If you install elasticsearch as a service, you can update by apt update, but how about docker? Can you update as well?

read more about elasticsearch docker at https://www.elastic.co/guide/en/elasticsearch/reference/current/docker.html and general upgrade guidelines at https://www.elastic.co/guide/en/elasticsearch/reference/current/setup-upgrade.html

Actually all the nodes are VMs, so if I install docker, would it be counter intuitive?

Generally, you should have one type of elasticsearch node per VM. For example, you can have a dedicated VM for running data node docker, client node docker or master node docker. The size of the VM can vary. Master node VM can be 2 vcpu and 4gb RAM machines... data and client should be larger (depending on your use case). For example, we use 8vcpu and 32gb RAM machines.

Is it better to combine few data nodes docker inside one single server, or separate them as one dedicated nodes?

Hosting multiple VMs on the same host machine is risky, IMO.. For example, say, you have 3 data nodes with 1 primary shard and 2 replica shards. Each is running in its own VM... but all VMs are hosted on the same blade. If that blade crashes you will lose all the data. Running multiple ES instances inside the same docker container will have similar risks and may be performance penalty too. Thus its recommended that you should run each data node on separate VM and each of those VM should be on different blade. Sometimes, we even go as far as ensuring that the blade itself is on a entirely different rack.

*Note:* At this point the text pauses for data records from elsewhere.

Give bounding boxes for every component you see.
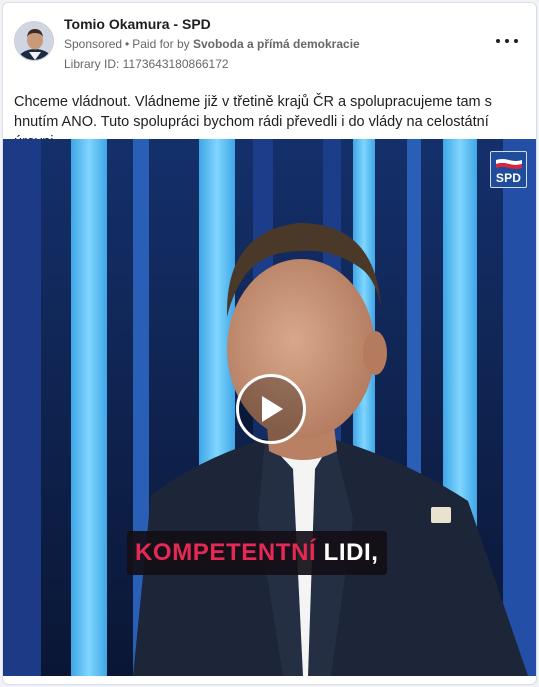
sponsored-meta: Sponsored • Paid for by Svoboda a přímá de… <box>64 37 360 51</box>
library-id: Library ID: 1173643180866172 <box>64 57 229 71</box>
ad-header: Tomio Okamura - SPD Sponsored • Paid for b… <box>3 3 536 79</box>
video-caption: KOMPETENTNÍ LIDI, <box>127 531 387 575</box>
paid-for-prefix: Paid for by <box>132 37 190 51</box>
video-player[interactable]: SPD KOMPETENTNÍ LIDI, <box>3 139 536 676</box>
page-name[interactable]: Tomio Okamura - SPD <box>64 16 211 32</box>
payer-name[interactable]: Svoboda a přímá demokracie <box>193 37 360 51</box>
logo-text: SPD <box>495 171 522 185</box>
more-horizontal-icon <box>496 39 500 43</box>
spd-logo-icon: SPD <box>490 151 527 188</box>
caption-highlight: KOMPETENTNÍ <box>135 539 317 566</box>
more-options-button[interactable] <box>496 35 518 47</box>
sponsored-label: Sponsored <box>64 37 123 51</box>
play-icon <box>262 396 283 422</box>
flag-icon <box>495 159 522 169</box>
page-avatar[interactable] <box>14 21 54 61</box>
more-dot <box>514 39 518 43</box>
ad-card: Tomio Okamura - SPD Sponsored • Paid for b… <box>2 2 537 685</box>
play-button[interactable] <box>236 374 306 444</box>
caption-rest: LIDI, <box>323 539 379 566</box>
more-dot <box>505 39 509 43</box>
meta-separator: • <box>125 37 130 51</box>
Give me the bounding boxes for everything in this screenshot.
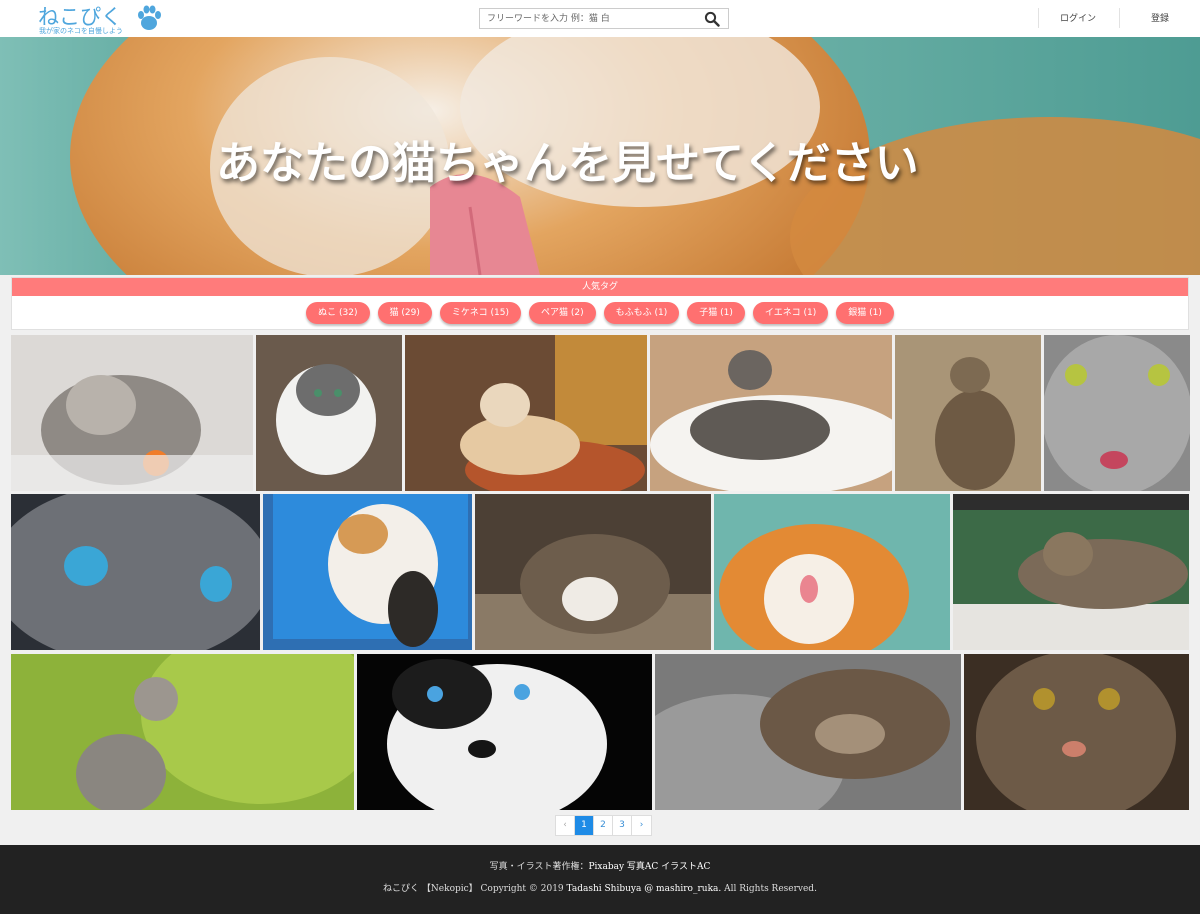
copyright-suffix: All Rights Reserved.: [724, 884, 817, 894]
cat-photo[interactable]: [11, 494, 260, 650]
tag-chip[interactable]: ペア猫 (2): [529, 302, 596, 324]
prev-page-button[interactable]: ‹: [556, 816, 575, 835]
tag-chip[interactable]: イエネコ (1): [752, 302, 829, 324]
copyright-prefix: ねこぴく 【Nekopic】 Copyright © 2019: [383, 884, 564, 894]
nav-divider: [1119, 8, 1120, 28]
nav-divider: [1038, 8, 1039, 28]
tag-chip[interactable]: 子猫 (1): [687, 302, 745, 324]
logo-subtitle: 我が家のネコを自慢しよう: [39, 27, 123, 35]
cat-photo[interactable]: [655, 654, 961, 810]
next-page-button[interactable]: ›: [632, 816, 651, 835]
cat-photo[interactable]: [475, 494, 711, 650]
cat-photo[interactable]: [714, 494, 950, 650]
cat-photo[interactable]: [256, 335, 402, 491]
login-link[interactable]: ログイン: [1060, 11, 1096, 24]
cat-photo[interactable]: [11, 654, 354, 810]
tag-list: ぬこ (32) 猫 (29) ミケネコ (15) ペア猫 (2) もふもふ (1) 子猫 …: [12, 302, 1188, 324]
search-icon[interactable]: [704, 11, 720, 27]
cat-photo[interactable]: [895, 335, 1041, 491]
cat-photo[interactable]: [11, 335, 253, 491]
paw-icon: [138, 5, 161, 30]
hero-headline: あなたの猫ちゃんを見せてください: [216, 138, 919, 189]
pagination: ‹ 1 2 3 ›: [555, 815, 652, 836]
popular-tags-heading: 人気タグ: [12, 278, 1188, 296]
cat-photo[interactable]: [263, 494, 472, 650]
cat-photo[interactable]: [953, 494, 1189, 650]
popular-tags-panel: 人気タグ ぬこ (32) 猫 (29) ミケネコ (15) ペア猫 (2) もふもふ (…: [11, 277, 1189, 330]
register-link[interactable]: 登録: [1151, 11, 1169, 24]
tag-chip[interactable]: 銀猫 (1): [836, 302, 894, 324]
hero-banner: あなたの猫ちゃんを見せてください: [0, 37, 1200, 275]
author-link[interactable]: Tadashi Shibuya @ mashiro_ruka.: [567, 884, 722, 894]
photo-credits: 写真・イラスト著作権：Pixabay 写真AC イラストAC: [0, 859, 1200, 872]
tag-chip[interactable]: ぬこ (32): [306, 302, 370, 324]
site-header: ねこぴく 我が家のネコを自慢しよう ログイン 登録: [0, 0, 1200, 37]
tag-chip[interactable]: もふもふ (1): [603, 302, 680, 324]
copyright-notice: ねこぴく 【Nekopic】 Copyright © 2019 Tadashi …: [0, 881, 1200, 894]
cat-photo[interactable]: [357, 654, 652, 810]
tag-chip[interactable]: 猫 (29): [377, 302, 432, 324]
page-button-1[interactable]: 1: [575, 816, 594, 835]
cat-photo[interactable]: [650, 335, 892, 491]
site-footer: 写真・イラスト著作権：Pixabay 写真AC イラストAC ねこぴく 【Nek…: [0, 845, 1200, 914]
search-input[interactable]: [480, 9, 700, 28]
cat-photo[interactable]: [1044, 335, 1190, 491]
page-button-2[interactable]: 2: [594, 816, 613, 835]
search-box: [479, 8, 729, 29]
page-button-3[interactable]: 3: [613, 816, 632, 835]
cat-photo[interactable]: [405, 335, 647, 491]
site-logo[interactable]: ねこぴく 我が家のネコを自慢しよう: [38, 3, 163, 35]
tag-chip[interactable]: ミケネコ (15): [439, 302, 521, 324]
credit-sources-link[interactable]: Pixabay 写真AC イラストAC: [588, 862, 710, 872]
credit-label: 写真・イラスト著作権：: [489, 862, 589, 872]
cat-photo[interactable]: [964, 654, 1189, 810]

If dedicated, is better to install ES as a service right?

In general, docker should be run as a service. This will ensure that if that sever had to restart after planned maintenance or otherwise then the docker daemon will be started too and thus the underlying containers too will get started. Otherwise you will have to manually manage the startup...

Hope the above helps.


(Tay Eng Soon) #3

Thanks for the detailed and informative reply!

For now I will make your reply as answer!


(system) #4

This topic was automatically closed 28 days after the last reply. New replies are no longer allowed.